I don’t know who Kinkade was, but it looks to me like him dying is a win-win all around. If he really was a disciple of Christ, he’s enjoying his ultimate reward. If not, then justice was served on him. People who like to play the dead artist game get to play another round. And people who play no productive role in society go on as usual. Whippy twang.
I recall one summer day some [mumble] decades past, after a Spring semester during which my college’s respected art professor had won my co-ed girlfriend’s heart away.

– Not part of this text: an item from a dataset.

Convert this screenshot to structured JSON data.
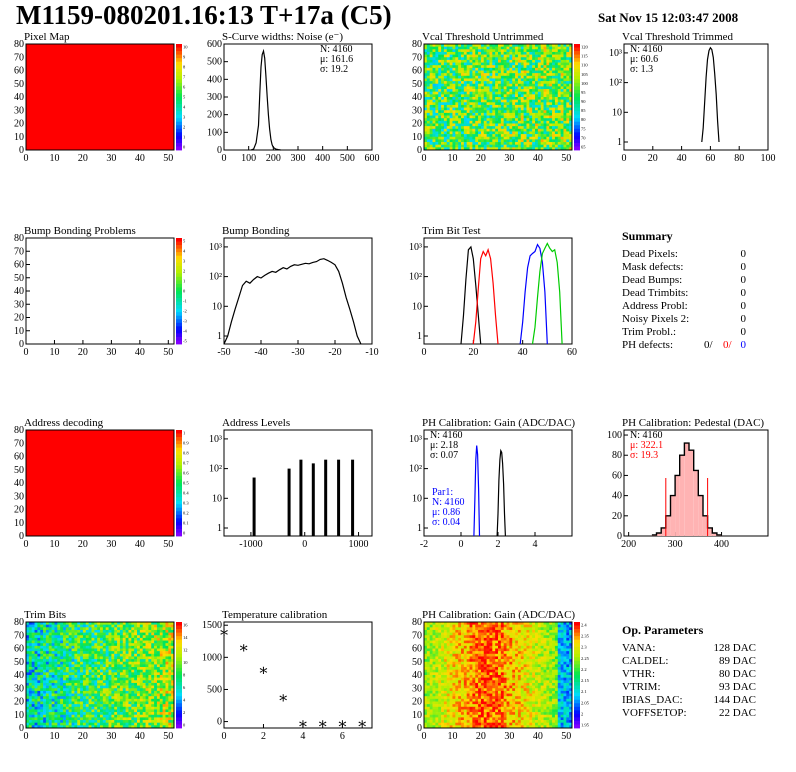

Back home for the break, several states distant, now I stood by a Sears store looking at the sofas on display, with examples of “sofa art” (as we called such paintings then) hung above them, also for sale — relatively inexpensive hand-brushed home decoration, which when hung singly above your own sofa wouldn’t look nearly as repetitive as when all hung together like this.
The style was immediately familiar. The initials, too. But I asked about the artist anyway.
The respected prof had taken care to market his quickie mass-productions with a specified sales exclusion area — a wide ring around the college. I happened to live outside the ring.
On consideration, I laughed about it with my mother but never mentioned it to anyone at college. The man had the right to earn pocket money — who knew but that I might need to earn pocket money the same way myself someday? (I did later sell pen-and-ink prints for considerably less) — and the girl had made her own decision.